The value of one careful, rigorous, and interesting data set is hard to overstate. In my field, the data Leonid Kruglyak’s group generated measuring gene expression and genetics in a careful yeast experiment spawned an entirely new discipline within both genomics and statistics.
The problem is that to generate one really good data set can take months or even years. It is definitely possible to publish more than one paper on a really good data set. But after the data are generated, most of these papers will have to do with data analysis, not data generation. If there are ten papers that could be published on your data set and your group publishes the data with the first one, you may get to the second or third, but someone else might publish 4-10.
This may be good for science, but it isn’t good for the careers of data generators. Ask anyone in academics whether you’d rather have 6 citations from awesome papers or 6 awesome papers and 100% of them will take the papers.
I’m completely sympathetic to data generators who spend a huge amount of time creating a data set and are worried they may be scooped on later papers. This is a place where the culture of credit hasn’t caught up with the culture of science. If you write a grant and generate an amazing data set that 50 different people use - you should absolutely get major credit for that in your next grant. However, you probably shouldn’t get authorship unless you intellectually contributed to the next phase of the analysis.
The problem is we don’t have an intermediate form of credit for data generators that is weighted more heavily than a citation. In the short term, this lack of a proper system of credit will likely lead data generators to make the following (completely sensible) decision to hold their data close and then publish multiple papers at once - like ENCODE did. This will drive everyone crazy and slow down science - but it is the appropriate career choice for data generators until our system of credit has caught up.
Data analysts
I think that data analysts who are pushing for reproducibility are genuine in their desire for reproducibility. I also think that the debate is over. I think we can contribute to the success of the reproducibility transition by figuring out ways to give stronger and more appropriate credit to data generators. I don’t think authorship is the right approach. But I do think that it is the right approach to loudly and vocally give credit to people who generated the data you used in your purely data analytic paper. That includes making sure the people that are responsible for their promotion and grants know just how incredibly critical it is that they keep generating data so you can keep doing your analysis.

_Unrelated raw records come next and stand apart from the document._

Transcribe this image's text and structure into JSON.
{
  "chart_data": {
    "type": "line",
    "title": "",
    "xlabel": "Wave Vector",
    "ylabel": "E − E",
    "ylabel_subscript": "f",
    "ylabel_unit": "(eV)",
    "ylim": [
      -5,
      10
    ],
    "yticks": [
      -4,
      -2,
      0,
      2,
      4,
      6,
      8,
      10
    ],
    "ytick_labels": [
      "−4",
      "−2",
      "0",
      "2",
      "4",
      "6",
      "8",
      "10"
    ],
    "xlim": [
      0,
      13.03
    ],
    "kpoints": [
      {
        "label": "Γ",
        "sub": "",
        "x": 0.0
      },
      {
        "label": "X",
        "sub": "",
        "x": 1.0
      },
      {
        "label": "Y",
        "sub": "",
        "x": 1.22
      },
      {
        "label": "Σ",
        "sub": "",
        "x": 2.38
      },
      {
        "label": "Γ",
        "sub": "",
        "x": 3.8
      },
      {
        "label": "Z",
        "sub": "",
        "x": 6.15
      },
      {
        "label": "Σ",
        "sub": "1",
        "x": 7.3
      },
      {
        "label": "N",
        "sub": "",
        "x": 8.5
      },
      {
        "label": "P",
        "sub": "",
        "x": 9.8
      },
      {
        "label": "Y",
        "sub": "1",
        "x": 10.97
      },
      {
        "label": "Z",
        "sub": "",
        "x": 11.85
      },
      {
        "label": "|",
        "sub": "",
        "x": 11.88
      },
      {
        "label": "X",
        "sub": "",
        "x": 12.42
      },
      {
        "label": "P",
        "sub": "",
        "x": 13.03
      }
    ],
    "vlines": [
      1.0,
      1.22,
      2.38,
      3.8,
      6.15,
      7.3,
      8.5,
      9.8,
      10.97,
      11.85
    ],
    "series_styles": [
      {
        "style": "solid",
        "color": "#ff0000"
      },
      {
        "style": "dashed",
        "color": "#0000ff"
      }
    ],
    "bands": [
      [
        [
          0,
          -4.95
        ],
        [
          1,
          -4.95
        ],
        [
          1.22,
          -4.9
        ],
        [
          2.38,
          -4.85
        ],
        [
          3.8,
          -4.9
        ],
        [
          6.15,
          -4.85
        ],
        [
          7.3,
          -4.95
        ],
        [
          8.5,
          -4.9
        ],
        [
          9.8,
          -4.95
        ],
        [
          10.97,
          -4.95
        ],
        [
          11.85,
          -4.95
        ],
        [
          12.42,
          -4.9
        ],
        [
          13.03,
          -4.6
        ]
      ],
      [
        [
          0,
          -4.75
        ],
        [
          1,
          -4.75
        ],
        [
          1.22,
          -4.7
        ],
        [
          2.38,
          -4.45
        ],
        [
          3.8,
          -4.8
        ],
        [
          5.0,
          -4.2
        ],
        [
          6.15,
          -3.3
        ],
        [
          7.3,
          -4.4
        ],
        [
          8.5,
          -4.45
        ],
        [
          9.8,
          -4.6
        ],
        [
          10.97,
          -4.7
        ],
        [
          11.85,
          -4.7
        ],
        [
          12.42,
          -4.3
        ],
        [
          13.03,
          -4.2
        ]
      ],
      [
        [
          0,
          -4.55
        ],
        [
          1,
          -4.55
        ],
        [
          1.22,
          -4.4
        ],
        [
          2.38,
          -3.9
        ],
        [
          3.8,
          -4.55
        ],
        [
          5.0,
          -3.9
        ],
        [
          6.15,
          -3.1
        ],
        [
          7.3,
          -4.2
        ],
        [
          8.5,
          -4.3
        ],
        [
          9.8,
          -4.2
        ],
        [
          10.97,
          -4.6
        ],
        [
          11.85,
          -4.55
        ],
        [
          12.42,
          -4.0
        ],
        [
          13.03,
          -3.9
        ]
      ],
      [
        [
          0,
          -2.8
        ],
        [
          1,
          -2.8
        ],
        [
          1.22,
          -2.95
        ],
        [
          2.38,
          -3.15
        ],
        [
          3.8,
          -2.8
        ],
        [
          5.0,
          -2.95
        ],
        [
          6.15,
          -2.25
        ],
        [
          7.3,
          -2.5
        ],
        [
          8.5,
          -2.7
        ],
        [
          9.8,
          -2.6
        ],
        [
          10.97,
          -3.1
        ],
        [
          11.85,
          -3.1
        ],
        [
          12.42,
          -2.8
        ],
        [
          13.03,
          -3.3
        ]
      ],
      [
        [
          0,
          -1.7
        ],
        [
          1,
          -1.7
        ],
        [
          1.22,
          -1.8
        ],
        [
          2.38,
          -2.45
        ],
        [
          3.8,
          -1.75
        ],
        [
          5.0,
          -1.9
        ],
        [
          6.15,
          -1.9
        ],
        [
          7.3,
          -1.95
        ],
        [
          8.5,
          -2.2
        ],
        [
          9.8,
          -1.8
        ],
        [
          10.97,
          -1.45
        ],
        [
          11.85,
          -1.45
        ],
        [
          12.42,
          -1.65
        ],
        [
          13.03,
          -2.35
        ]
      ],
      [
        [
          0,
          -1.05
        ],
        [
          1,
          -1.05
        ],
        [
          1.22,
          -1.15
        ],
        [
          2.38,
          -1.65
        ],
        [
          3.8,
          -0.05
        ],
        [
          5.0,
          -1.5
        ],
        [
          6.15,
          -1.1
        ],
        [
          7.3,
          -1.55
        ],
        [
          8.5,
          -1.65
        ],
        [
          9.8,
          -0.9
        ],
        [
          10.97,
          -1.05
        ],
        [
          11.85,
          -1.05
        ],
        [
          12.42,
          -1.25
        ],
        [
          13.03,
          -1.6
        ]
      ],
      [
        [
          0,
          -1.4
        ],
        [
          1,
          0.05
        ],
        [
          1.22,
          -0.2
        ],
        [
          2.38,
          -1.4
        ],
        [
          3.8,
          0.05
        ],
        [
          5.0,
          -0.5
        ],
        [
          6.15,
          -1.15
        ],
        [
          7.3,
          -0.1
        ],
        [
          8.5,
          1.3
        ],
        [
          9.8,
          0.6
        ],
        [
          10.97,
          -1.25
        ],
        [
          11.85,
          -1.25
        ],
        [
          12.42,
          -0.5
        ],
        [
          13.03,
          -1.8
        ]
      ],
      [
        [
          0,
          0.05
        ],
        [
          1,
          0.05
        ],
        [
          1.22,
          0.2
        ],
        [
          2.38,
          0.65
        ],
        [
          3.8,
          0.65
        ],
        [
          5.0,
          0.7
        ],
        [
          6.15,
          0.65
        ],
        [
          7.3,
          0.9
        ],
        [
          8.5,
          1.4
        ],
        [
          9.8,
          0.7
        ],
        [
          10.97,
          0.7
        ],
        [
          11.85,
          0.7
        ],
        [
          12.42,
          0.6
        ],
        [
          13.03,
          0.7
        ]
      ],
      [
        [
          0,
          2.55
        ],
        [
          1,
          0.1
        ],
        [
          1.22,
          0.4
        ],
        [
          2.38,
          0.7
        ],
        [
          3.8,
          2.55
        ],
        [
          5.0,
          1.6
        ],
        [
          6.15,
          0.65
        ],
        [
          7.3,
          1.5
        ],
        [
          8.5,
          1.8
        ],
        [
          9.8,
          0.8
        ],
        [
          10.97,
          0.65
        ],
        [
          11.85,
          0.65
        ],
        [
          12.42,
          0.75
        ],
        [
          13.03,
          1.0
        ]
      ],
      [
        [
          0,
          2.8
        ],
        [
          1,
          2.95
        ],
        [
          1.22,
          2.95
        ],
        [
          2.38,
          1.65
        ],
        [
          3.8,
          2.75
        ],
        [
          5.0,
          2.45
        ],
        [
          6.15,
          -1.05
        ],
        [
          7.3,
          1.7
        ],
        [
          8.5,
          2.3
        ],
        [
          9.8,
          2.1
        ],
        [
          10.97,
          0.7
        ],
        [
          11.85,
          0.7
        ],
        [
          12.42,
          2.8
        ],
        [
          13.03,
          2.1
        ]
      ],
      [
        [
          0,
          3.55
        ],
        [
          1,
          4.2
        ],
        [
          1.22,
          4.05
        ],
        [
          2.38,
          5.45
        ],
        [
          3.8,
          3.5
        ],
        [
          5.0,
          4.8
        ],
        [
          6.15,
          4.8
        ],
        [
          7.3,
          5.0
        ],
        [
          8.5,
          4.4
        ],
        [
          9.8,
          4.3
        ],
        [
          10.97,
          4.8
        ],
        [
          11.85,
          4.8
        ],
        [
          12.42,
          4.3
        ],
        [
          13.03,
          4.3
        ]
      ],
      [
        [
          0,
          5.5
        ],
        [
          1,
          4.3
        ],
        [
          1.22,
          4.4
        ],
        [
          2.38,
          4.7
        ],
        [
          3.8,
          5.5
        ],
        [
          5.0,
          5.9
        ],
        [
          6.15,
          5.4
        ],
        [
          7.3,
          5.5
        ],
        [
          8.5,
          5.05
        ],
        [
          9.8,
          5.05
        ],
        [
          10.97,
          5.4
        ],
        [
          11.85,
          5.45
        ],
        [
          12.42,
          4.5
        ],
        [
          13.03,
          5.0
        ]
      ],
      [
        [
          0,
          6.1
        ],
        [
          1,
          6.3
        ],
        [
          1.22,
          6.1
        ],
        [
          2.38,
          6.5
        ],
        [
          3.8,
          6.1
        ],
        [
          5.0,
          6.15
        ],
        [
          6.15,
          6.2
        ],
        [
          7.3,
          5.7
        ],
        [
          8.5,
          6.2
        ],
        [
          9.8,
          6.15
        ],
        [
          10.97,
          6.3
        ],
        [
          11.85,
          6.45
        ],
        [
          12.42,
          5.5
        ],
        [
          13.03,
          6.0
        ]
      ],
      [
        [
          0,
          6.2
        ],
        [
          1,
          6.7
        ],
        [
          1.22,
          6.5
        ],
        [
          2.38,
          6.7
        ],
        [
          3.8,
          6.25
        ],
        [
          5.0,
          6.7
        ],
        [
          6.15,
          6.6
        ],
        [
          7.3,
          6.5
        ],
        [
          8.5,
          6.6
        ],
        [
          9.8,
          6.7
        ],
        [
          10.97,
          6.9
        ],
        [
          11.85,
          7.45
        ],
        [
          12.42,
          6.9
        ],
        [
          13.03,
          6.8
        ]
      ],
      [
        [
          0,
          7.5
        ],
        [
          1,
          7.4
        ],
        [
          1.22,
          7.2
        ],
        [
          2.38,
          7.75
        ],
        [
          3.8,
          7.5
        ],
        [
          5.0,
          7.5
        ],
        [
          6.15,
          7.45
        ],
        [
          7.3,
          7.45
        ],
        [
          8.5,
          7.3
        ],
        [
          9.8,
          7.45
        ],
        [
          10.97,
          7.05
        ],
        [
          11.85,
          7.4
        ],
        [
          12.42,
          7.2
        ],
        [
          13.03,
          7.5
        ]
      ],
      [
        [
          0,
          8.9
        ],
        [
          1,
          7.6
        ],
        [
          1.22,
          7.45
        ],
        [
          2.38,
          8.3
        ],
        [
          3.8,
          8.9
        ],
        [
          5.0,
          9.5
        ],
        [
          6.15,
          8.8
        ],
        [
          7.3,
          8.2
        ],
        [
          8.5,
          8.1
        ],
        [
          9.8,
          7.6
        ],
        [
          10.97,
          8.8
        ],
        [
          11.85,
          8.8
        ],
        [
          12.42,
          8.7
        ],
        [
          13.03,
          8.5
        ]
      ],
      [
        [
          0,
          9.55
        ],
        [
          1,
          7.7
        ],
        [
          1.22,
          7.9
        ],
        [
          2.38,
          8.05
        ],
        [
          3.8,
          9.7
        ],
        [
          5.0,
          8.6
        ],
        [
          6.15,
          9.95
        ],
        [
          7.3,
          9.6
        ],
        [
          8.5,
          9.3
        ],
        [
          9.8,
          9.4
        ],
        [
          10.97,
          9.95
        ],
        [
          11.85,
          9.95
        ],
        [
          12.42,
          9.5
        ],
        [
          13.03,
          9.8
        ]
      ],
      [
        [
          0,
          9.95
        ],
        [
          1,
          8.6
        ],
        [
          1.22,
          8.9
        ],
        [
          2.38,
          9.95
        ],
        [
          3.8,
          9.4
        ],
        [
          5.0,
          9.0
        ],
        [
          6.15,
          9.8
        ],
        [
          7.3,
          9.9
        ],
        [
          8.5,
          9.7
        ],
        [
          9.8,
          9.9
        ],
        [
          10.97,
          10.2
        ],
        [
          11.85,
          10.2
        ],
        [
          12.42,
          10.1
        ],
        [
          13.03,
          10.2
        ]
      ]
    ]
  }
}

Finally, I think that we should be more sympathetic to the career concerns of folks who generate data. I have written methods and made the code available. I have then seen people write very similar papers using my methods and code - then getting credit/citations for producing a very similar method to my own. Being](http://simplystatistics.org/2011/12/03/reverse-scooping/) like this is incredibly frustrating. If you’ve ever had that experience imagine what it would feel like to spend a whole year creating a data set and then only getting one publication.
I also think that the primary use of reproducibility so far has been as a weapon. It has been used (correctly) to point out critical flaws in research. It has also been used as a way to embarrass authors who don’t (and even some who do) have training in data analysis. The transition to fully reproducible science can either be a painful fight or a smoother transition. One thing that would go a long way would be to think of code review/reproducibility not like peer review, but more like pull requests and issues on Github. The goal isn’t to show how the other person did it wrong, the goal is to help them do it right.